If you’re in Germany prospecting, as I was a few years ago, there’s a good chance you end up in Rheinhessen – wondering why you didn’t start out here. The Mosel and Pfalz…too well-trodden. The Nahe…still too small. The Rheingau….still too inimical to the development of ambitious young talent, though that situation is improving. Here in Rheinhessen it’s party time.
Nor is this a new story. Wittmann and Keller have seen to that. (Wagner-Stempel, to me, is an honorary Nahe estate, both in terroir and stylistically.) What is new is an evolving sensibility among both growers and tasters that there is no longer any reason for this place to be seen as mundane.
This gives rise to a larger discussion better carried out in an issue of TRINK. And that conversation is along these lines: Insofar as Rheinhessen was viewed as a bland, ordinary region from which bland-ordinary plonk issued, and insofar as this attitude prevailed until as recently as (let’s say) some time in the 1990s, which came first, the wines or the reputation? In other words, were the wines banal because it was assumed nothing better could issue from there? Certainly the Pfalz was also victimized by the supermarket trade and the swollen rivers of Müller-Thurgau derived garbage that such a market demanded. But the Pfalz at least had a track record of offering Grand Cru wines from a small fraternity of noble estates in the area between Ruppertsberg and Wachenheim (including Deidesheim and Forst, the Chambertin and Musigny of Pfalz wines), whereas the Rheinhessen had…Nierstein, a fine terroir (and a lot of superb wines) pitiably trashed by the wine law of 1971, which allowed the “Nierstein” name to be used for rivers of sugary pablum.

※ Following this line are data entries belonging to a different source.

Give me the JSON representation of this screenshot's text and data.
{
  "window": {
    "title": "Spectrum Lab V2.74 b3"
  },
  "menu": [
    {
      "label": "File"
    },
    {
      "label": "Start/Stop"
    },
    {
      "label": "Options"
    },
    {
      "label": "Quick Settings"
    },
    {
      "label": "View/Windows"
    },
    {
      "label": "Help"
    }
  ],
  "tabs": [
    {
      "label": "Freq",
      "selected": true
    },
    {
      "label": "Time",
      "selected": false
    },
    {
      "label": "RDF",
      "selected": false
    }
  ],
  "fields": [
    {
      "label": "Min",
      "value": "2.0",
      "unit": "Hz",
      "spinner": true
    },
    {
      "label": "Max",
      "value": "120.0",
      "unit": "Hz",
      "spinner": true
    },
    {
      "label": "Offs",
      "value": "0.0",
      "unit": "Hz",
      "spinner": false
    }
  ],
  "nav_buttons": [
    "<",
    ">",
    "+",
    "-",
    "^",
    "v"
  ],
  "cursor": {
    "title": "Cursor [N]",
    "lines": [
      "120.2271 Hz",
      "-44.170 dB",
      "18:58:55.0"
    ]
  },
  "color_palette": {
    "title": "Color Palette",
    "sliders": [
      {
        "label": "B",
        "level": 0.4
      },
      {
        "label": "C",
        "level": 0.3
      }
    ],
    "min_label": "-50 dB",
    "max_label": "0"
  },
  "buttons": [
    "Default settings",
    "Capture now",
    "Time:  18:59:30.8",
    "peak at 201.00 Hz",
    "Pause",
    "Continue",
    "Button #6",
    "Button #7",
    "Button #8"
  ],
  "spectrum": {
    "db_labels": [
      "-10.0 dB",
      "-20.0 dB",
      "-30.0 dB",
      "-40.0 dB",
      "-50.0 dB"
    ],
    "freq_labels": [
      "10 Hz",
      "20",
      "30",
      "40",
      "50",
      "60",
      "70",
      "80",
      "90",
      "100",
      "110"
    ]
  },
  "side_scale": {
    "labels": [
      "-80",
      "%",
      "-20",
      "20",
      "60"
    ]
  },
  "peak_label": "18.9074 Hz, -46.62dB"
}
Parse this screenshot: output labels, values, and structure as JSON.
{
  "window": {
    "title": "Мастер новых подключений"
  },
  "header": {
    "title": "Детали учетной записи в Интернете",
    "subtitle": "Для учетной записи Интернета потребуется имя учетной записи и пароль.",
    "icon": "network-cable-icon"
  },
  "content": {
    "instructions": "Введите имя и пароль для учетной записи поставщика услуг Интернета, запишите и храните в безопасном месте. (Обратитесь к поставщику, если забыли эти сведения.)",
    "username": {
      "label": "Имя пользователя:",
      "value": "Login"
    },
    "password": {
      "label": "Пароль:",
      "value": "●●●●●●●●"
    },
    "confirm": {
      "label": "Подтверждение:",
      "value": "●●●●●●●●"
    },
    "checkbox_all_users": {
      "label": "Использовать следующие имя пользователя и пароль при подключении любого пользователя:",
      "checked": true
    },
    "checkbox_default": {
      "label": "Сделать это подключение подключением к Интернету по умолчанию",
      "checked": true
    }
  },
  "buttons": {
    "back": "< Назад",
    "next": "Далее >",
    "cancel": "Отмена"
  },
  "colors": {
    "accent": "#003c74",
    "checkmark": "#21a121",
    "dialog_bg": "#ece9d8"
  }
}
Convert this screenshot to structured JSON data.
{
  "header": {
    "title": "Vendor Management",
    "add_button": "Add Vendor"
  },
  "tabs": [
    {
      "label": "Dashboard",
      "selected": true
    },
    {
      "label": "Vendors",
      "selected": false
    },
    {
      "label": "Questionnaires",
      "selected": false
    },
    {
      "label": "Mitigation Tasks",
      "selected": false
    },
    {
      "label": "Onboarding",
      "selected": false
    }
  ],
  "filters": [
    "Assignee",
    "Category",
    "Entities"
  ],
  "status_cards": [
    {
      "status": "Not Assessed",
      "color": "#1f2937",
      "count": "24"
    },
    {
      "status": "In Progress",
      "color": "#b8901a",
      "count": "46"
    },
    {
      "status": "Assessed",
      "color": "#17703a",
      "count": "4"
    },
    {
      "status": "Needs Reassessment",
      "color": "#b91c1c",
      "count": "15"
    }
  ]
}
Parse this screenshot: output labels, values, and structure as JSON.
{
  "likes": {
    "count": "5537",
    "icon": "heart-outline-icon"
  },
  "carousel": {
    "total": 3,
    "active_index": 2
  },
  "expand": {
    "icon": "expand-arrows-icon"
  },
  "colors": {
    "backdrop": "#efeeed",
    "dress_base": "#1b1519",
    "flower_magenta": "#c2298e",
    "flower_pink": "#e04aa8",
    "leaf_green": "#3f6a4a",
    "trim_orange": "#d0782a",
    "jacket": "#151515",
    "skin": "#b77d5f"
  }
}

If great wine was indeed written into hidden corners of Rheinhessen, then we need to ask to what degree we can blindly trust the codification of great vineyards we see elsewhere in Europe, not to mention the stratospheric prices that follow them. The simple answer is, there is great land as yet unlocked, but how great, and what will it take to unlock it? And supposing we have known for a few hundred years that (for example) Erbacher Marcobrunn is a great vineyard, and thus it is a Grosses Gewächs, as it should be. But we have only known (again for instance) that Siefersheimer Heerkretz is a great vineyard for maybe twenty five years, due to the wines of (at most) two growers, and so is it justified to also call this a Grosses Gewächs, with the presumption it is equal to Marcobrunn? After all, they have the same designation.
I won’t try to answer those questions here. Others have, and will, at great length (and with reference to the Great Philosophers), but right now I want to admonish myself for ever supposing Weingut Braunewell was a “commercial” estate. Mind you, I have unqualified respect for responsible and conscientious commercialism. It’s not a dirty word for me. But I’m starting to feel that the Braunewell brothers’ purposes are as capital-S serious as those of any other serious grower.
One such purpose is to express the “truth” of their sub-district, the Selztal. There are hilly vineyards here (not crazy-steep but also not what we’d call “rolling”) and there’s limestone soil (rare in Rheinhessen in similar concentration), and there is altitude (relatively speaking) and a kind of lift to the wines that belies the outmoded reputation of Rheinhessen for making soft “mellow” wines. Not here: Some of these are like newly sharpened knives.
Braunewells are serious about Pinot Noir, very serious about sparkling wine, serious about dry Riesling, and sensibly flexible about wines with RS when called for. I wish I’d gotten to work longer with them; I added them to the portfolio just two years before I, ah, “retired.” I see them as a hidden gem, not least for a Liter wine (“our daily Scheurebe”) that’s as ridiculously drinky as any wine I have ever had.
Thanks for another Scheurebe source. I wasn’t aware until reading these notes.